Ikea To Introduce Meatless Meatball

meatballsCreativecommons.org/Marit & Toomas

Ikea is demonstrating that big businesses that refuse to make changes to benefit the planet are a load of all balls – meatballs, to be precise.

We all know that eating less meat is key to reducing greenhouse gas emissions, so it’s with great aplomb that the Swedish retail giant has announced that it is set to add a meatless meatball option to its menu.

Every year Ikea sells roughly 150 million meatballs made from beef and pork.

Following the latest UN report on climate change, the company says it is introducing “lower carbon alternatives” to its popular Swedish meatballs – including a vegetarian version. This is one of the few occasions that a major retailer has introduced a meatless menu item explicitly to combat climate change.

Joanna Yarrow, head of sustainability for the company, said that the meatballs the “most carbon intensive” dish on the menu.

“Reducing meat consumption is critical for saving wildlife, curbing climate change and protecting the planet,” she said. “Providing meatless alternatives is an important way for retailers and restaurants to do their part, and we hope more companies will follow Ikea’s lead.”

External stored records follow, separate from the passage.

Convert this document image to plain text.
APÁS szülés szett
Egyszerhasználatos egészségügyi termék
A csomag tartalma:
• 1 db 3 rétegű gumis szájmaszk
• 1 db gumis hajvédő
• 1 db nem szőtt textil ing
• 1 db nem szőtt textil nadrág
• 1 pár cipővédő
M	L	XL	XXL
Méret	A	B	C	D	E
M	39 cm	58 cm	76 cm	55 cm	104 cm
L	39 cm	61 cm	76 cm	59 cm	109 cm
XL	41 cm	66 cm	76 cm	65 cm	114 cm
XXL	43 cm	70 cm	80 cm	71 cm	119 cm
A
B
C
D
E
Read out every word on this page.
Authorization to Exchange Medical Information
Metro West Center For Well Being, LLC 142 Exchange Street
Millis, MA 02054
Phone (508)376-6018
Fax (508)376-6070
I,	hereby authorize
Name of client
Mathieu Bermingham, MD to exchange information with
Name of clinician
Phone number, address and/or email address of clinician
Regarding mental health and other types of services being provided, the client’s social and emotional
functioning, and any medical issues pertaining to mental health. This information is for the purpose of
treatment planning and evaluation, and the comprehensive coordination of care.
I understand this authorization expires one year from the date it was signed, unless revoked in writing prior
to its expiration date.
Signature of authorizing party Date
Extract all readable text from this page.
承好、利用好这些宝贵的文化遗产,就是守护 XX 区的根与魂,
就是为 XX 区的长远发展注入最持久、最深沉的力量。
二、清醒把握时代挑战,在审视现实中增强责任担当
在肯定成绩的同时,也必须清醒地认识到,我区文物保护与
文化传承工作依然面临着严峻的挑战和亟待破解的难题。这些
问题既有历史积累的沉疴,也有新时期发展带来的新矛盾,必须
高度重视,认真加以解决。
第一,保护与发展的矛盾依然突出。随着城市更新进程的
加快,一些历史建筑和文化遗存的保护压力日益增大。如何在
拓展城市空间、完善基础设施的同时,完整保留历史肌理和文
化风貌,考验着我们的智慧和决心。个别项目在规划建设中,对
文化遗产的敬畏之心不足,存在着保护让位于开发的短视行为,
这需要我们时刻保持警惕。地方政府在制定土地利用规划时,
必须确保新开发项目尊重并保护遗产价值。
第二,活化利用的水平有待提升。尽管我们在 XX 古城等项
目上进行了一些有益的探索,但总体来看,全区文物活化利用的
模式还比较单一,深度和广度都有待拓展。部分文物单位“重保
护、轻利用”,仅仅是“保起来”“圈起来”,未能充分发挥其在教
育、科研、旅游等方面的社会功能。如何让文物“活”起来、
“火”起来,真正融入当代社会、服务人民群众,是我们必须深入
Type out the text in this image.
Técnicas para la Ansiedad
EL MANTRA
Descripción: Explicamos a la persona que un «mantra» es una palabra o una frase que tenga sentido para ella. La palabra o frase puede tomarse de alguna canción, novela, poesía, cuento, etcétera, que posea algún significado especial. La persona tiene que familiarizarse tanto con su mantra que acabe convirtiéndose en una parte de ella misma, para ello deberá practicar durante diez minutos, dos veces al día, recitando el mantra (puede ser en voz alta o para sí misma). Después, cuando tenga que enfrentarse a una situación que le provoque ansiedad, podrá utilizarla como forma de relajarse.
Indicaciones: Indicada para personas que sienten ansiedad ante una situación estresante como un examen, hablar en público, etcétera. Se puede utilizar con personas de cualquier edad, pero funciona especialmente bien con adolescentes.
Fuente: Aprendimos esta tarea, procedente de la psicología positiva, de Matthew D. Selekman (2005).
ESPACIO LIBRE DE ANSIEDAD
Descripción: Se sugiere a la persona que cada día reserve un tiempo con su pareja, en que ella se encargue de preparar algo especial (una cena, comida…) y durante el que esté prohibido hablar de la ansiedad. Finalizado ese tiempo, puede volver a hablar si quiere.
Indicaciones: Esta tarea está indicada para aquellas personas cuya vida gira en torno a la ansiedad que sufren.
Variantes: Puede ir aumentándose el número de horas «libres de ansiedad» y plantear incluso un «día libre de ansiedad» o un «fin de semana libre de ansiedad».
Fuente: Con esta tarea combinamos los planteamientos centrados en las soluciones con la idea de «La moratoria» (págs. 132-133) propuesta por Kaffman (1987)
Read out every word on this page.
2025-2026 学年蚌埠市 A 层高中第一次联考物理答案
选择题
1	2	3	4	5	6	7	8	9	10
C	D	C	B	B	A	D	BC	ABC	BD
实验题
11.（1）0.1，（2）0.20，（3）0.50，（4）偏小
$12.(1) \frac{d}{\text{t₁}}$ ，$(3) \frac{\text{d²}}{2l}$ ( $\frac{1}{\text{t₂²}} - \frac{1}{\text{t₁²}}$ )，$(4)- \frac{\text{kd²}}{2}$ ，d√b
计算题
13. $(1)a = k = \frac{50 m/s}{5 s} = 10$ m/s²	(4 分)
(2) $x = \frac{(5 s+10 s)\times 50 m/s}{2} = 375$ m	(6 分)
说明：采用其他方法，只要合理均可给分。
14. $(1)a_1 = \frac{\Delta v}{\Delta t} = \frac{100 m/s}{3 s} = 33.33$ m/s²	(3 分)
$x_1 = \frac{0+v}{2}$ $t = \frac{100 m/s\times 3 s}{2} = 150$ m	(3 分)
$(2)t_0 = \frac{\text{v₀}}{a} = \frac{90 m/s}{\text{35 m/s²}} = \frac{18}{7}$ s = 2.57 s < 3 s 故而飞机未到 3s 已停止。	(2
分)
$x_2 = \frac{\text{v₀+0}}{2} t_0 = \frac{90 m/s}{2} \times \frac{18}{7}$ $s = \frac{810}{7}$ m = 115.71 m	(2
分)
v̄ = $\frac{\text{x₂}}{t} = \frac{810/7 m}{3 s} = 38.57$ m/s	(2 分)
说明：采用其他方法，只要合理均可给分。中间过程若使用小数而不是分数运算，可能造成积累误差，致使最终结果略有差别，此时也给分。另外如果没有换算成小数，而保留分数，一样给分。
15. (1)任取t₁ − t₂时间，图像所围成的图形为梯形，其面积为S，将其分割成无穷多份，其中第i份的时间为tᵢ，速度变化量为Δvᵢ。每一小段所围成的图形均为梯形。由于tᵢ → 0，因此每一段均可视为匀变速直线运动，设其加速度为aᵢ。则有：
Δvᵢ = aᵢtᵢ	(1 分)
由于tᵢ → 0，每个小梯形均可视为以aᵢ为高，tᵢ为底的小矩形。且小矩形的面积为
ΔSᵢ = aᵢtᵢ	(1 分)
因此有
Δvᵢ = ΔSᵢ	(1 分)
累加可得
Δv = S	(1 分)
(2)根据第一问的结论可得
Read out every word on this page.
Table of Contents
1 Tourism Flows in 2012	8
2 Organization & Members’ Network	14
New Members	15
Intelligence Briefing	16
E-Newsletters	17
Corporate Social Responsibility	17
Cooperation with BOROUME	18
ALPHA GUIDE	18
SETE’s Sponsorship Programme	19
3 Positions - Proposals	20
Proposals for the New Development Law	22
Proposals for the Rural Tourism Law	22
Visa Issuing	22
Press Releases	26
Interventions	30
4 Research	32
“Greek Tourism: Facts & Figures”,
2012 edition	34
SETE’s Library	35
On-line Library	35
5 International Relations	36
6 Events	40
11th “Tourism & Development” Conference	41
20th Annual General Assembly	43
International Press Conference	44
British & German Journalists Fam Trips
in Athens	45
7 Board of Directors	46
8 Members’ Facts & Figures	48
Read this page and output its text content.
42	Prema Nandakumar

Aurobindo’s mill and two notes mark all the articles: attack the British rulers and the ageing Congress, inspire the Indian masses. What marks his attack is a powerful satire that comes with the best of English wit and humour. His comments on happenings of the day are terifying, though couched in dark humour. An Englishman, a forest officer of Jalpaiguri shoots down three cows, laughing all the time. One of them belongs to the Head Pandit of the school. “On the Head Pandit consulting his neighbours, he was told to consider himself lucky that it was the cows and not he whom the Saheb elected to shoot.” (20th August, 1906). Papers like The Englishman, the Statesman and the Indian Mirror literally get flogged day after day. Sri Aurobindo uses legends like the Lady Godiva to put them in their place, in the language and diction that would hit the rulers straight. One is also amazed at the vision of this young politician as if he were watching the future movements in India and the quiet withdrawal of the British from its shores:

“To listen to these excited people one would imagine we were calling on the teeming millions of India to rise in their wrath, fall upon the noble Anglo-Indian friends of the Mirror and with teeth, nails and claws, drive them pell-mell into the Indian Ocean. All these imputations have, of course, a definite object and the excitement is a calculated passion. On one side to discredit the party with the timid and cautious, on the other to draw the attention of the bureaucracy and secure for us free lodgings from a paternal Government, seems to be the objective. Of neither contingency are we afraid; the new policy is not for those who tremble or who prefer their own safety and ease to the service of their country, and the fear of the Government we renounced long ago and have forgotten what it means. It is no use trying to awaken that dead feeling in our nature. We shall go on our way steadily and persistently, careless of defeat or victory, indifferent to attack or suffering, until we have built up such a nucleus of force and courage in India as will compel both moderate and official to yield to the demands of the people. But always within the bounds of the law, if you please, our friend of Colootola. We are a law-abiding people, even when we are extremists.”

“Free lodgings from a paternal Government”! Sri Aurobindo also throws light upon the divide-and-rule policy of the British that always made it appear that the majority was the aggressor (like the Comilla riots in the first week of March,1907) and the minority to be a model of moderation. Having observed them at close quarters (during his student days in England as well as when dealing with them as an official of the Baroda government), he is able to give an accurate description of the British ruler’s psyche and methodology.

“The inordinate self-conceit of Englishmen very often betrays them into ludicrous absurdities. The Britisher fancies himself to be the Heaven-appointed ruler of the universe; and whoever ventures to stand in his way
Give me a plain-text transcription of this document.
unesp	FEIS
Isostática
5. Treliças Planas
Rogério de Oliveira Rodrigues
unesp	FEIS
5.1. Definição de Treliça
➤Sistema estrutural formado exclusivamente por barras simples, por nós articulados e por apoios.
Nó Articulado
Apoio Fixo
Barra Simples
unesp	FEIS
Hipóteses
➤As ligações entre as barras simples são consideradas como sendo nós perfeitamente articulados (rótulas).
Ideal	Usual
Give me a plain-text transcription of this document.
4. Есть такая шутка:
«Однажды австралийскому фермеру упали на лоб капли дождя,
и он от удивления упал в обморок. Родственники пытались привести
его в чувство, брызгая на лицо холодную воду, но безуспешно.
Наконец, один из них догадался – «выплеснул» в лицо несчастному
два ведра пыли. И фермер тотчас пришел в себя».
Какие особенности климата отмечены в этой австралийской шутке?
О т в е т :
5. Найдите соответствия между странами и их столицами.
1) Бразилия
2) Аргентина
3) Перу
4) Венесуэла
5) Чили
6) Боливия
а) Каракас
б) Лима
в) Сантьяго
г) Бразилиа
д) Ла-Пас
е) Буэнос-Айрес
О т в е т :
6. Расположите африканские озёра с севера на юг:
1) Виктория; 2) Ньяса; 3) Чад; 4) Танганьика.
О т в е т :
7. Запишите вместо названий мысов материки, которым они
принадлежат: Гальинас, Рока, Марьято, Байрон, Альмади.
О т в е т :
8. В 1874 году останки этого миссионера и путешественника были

Stephanie Feldstein, population and sustainability director at the US Center for Biological Diversity, which recently launched a campaign to reduce meat consumption added: “Cutting meat consumption is a vitally important part of reducing our impact on the planet — most people don’t yet realize just how important it is. So I’m happy to see Ikea taking action with its most popular menu item.

“So often we see companies make ‘sustainability’ claims without really changing how they do business. The truth is, corporations that continue to sell meat in massive quantities, without offering plant-based alternatives for their customers, will never get close to being sustainable.”

The Center for Biological Diversity recently launched a new campaign urging Americans to “take extinction off your plate”. The campaign asks people to reduce their environmental footprint and help save wildlife by eating less meat. So far more than 14,000 people have already taken its “Earth-friendly Diet Pledge” to reduce their meat consumption.